Enlargement of uniform micropores in hierarchically ordered micro–mesoporous carbon for high level decontamination of bisphenol A

Abstract

In this work we prepared hierarchically ordered micro–mesoporous carbon with enlarged uniform micropores, specifically tailored for the high level adsorption of environmental pollutant bisphenol A (BPA). Sizes of both the primary micropore (1.3 nm) and the primary mesopore (9.0 nm) could be tuned by controlling the condensation behavior of phloroglucinol–terephthalaldehyde resin in a tri-constituent system based on evaporation induced self-assembly. As a result of this the special structure was able to develop high surface area (623–1985 m² g⁻¹) and large pore volume (0.7–2.3 cm³ g⁻¹). By tuning the micropore size to accommodate the molecular dimensions of BPA, an ultra-high adsorption capacity of 1106 mg g⁻¹ was achieved, three times higher than previously reported values.
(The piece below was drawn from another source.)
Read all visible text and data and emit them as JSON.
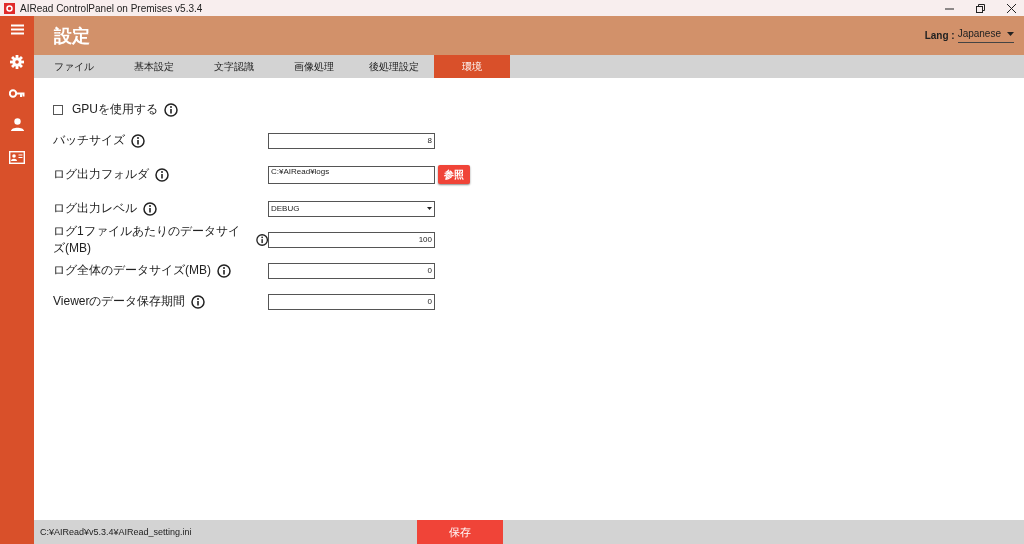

Kinetic studies revealed that high pore interconnectivity and micropore accessibility were the key to unrestricted adsorbate diffusion through the pore channels and the subsequent high level adsorption. This development sheds new light on the importance of the carbon source in the control of pore size in carbons. The materials hold great potential for application in the purification of industrial process water with high level BPA contamination.